La femme secoua la tête alors que sa respiration redevenait progressivement normal. Sa vision était claire, le Professeur se tenait droit devant elle, toujours parfaitement bien enquillé dans sa blouse blanche. Sa chevelure brune était parfaitement carrée comme à son habitude, et aucune mèche ne dépassait. Elle tourna rapidement la tête, tantôt vers droite, puis vers gauche. Elle vit l'appareillage de sa chambre plongée dans le noir. L'ambiance aurait pu être vraiment glauque si le silence n'était pas perturbé par les tintillements du cardiogramme et de l'encéphalogramme. Elle plaça ensuite d'un mouvement brusque ses mains au niveau de son coeur dont elle avait l'impression qu'il allait exploer, mais elle le sentit battre normalement. Elle avait aussi l'impression d'être trempée, et pourtant elle ne transpirait pas le moins du monde.

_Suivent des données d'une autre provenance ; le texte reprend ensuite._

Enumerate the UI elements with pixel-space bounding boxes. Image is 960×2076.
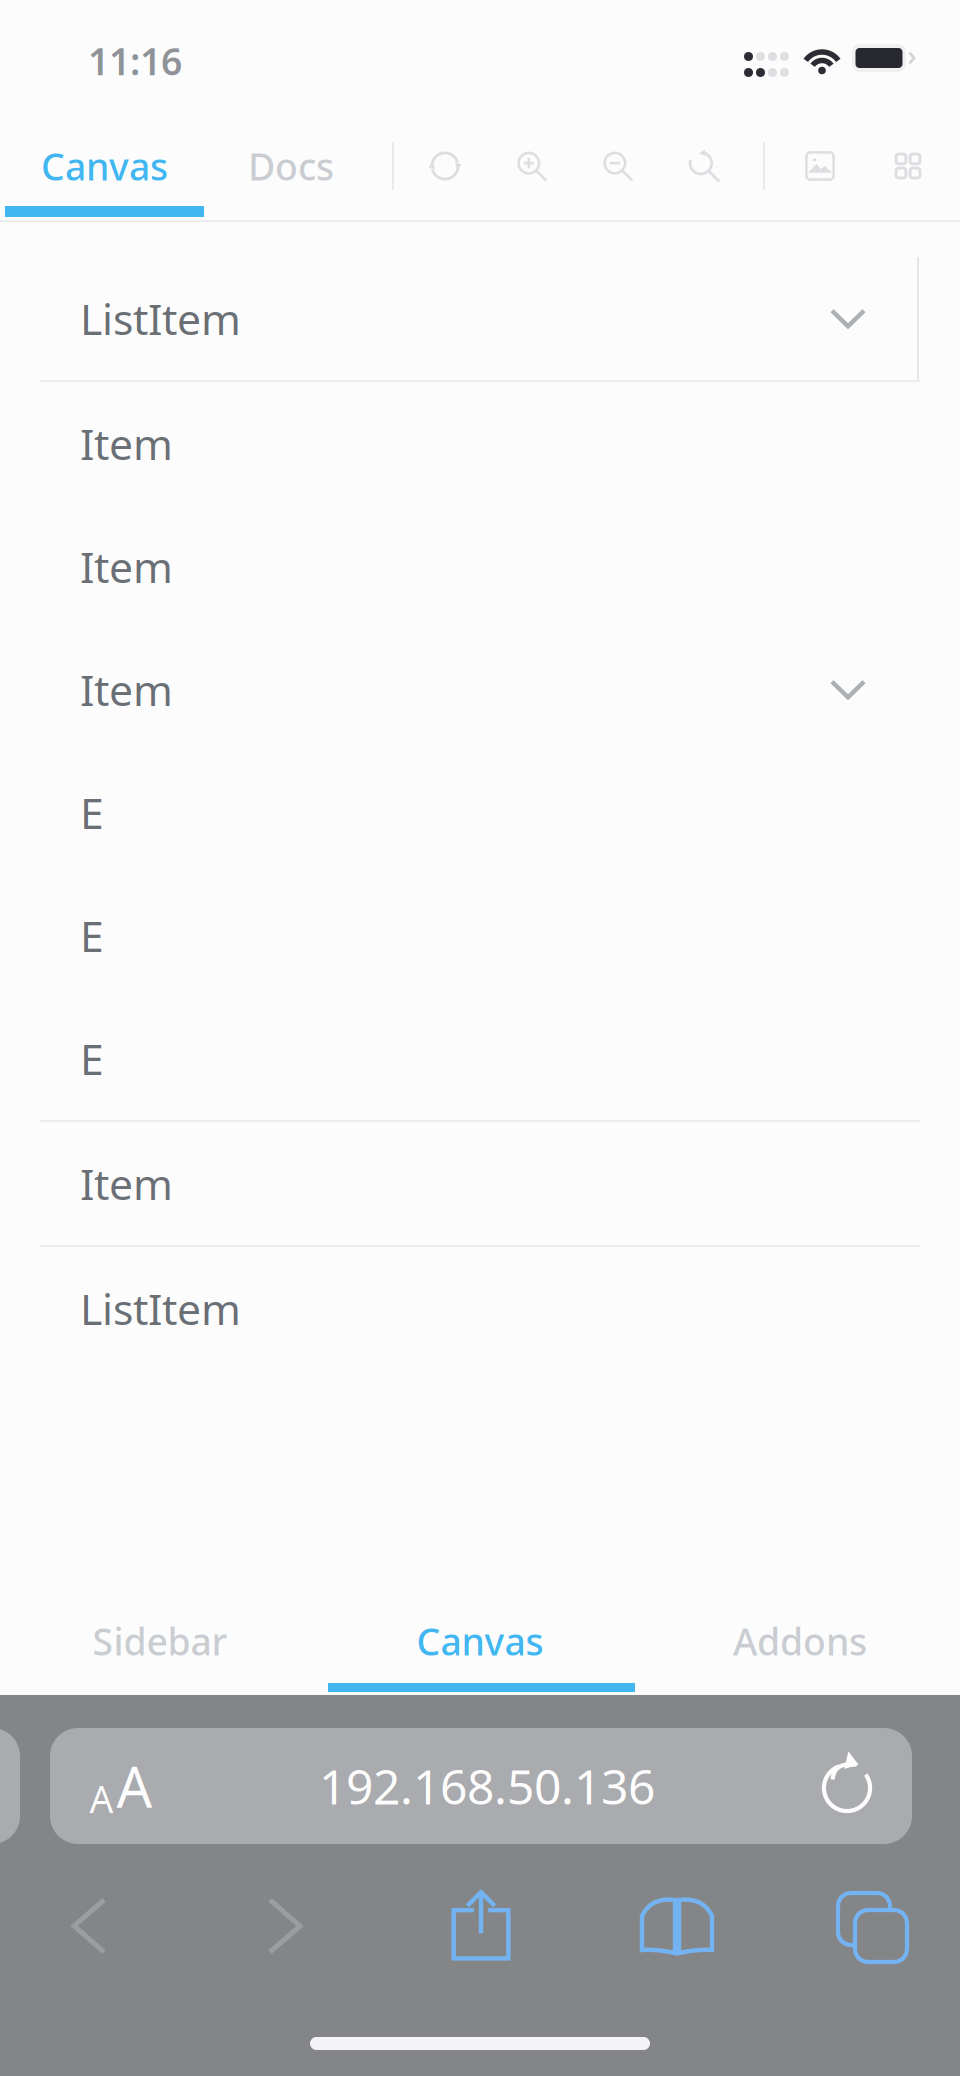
button[interactable]: E	[0, 997, 960, 1120]
button[interactable]: Reset zoom	[660, 126, 746, 206]
button[interactable]: Item	[0, 628, 960, 751]
staticText: Docs	[248, 141, 334, 191]
staticText: A	[90, 1774, 114, 1823]
staticText: Item	[80, 538, 173, 595]
button[interactable]: Item	[0, 1122, 960, 1245]
staticText: E	[80, 907, 104, 964]
staticText: Addons	[733, 1616, 867, 1666]
staticText: A	[116, 1749, 152, 1823]
button[interactable]: Zoom out	[574, 126, 660, 206]
staticText: Canvas	[416, 1616, 544, 1666]
staticText: Item	[80, 661, 173, 718]
button[interactable]: ListItem	[0, 257, 960, 380]
button[interactable]: Docs	[209, 126, 373, 206]
button[interactable]: Item	[0, 505, 960, 628]
staticText: ListItem	[80, 290, 241, 347]
button[interactable]: Sidebar	[0, 1585, 320, 1697]
button[interactable]: Components	[865, 126, 951, 206]
button[interactable]: ListItem	[0, 1247, 960, 1370]
button[interactable]: E	[0, 751, 960, 874]
button[interactable]: Tabs	[814, 1874, 932, 1978]
button[interactable]: Bookmarks	[618, 1874, 736, 1978]
button[interactable]: Item	[0, 382, 960, 505]
button[interactable]: Screenshot	[777, 126, 863, 206]
button[interactable]: Share	[422, 1874, 540, 1978]
button[interactable]: Refresh	[402, 126, 488, 206]
button[interactable]: Addons	[640, 1585, 960, 1697]
staticText: ListItem	[80, 1280, 241, 1337]
button[interactable]: E	[0, 874, 960, 997]
staticText: E	[80, 1030, 104, 1087]
button[interactable]: Canvas	[0, 126, 209, 206]
staticText: Item	[80, 1155, 173, 1212]
button[interactable]: Zoom in	[488, 126, 574, 206]
button[interactable]: Forward	[226, 1874, 344, 1978]
staticText: 192.168.50.136	[319, 1754, 655, 1818]
button[interactable]: Canvas	[320, 1585, 640, 1697]
staticText: Canvas	[41, 141, 168, 191]
staticText: 11:16	[88, 36, 182, 86]
button[interactable]: Page settings	[50, 1728, 192, 1844]
button[interactable]: Reload	[782, 1728, 912, 1844]
staticText: E	[80, 784, 104, 841]
button[interactable]: Back	[30, 1874, 148, 1978]
staticText: Sidebar	[92, 1616, 228, 1666]
staticText: Item	[80, 415, 173, 472]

-"Où.. où suis-je... Où.. où est le..." finit-elle par lâcher.

-"Dans ta chambre, tu es en sécurité. Il n'y a rien d'autres à part moi et Cal."

-"Mais.. Mais, il y avait cette ombre, et ces ronds et..."

-"Il n'y a rien de tout ça. Tu es sortie dehors malgré mes interdictions. Ton biocorps a commencé à réagir, j'ai dû de te mettre en épistase pour qu'on ait le temps de te ramener ici. Ecoute, je sais que tu as passée de longs mois ici, enfermée, mais te souviens-tu de pourquoi je t'ai interdit de sortir à l'extérieur ?"

Elle sentit soudain un sentiment de honte envahir sa conscience. Elle hôcha la tête et balbutia un oui à peine audible, même si elle avait envie de lui mettre son poing dans la figure lorsqu'il se mettait à lui parler comme une gamine.

-"Bien. Nous essayons de te soigner et de comprendre ce que tu as depuis toutes ces années. Il faut que tu y mettes du tien." Il lui frotta les cheveux en souriant tendrement. "Toutes tes constantes sont normales, et les derniers tests n'ont pas donné grand chose. Nous allons devoir continuer à faire des prélèvements. Cela te convient ?"

Elle soupira et se tourna sur le côté, à la fois en guise de réponse et pour donner l'impression qu'elle se remettait à l'aise.

-"Je vais prendre ça pour un oui. Bien, je te laisse à présent. On se voit plus tard."

La jeune femme se retourna à nouveau dans son lit lorsque la porte claqua, signalant le départ des deux individus. Elle se mit à réfléchir. Ce qu'elle avait vu n'était de toute évidence pas un rêve ou une hallucination, c'était réel. Cette sensation, ces frissons, ce froid qu'elle avait ressenti au moment où cette chose s'était approchée... Ces sons, ces couleurs... Il y avait forcément une explication.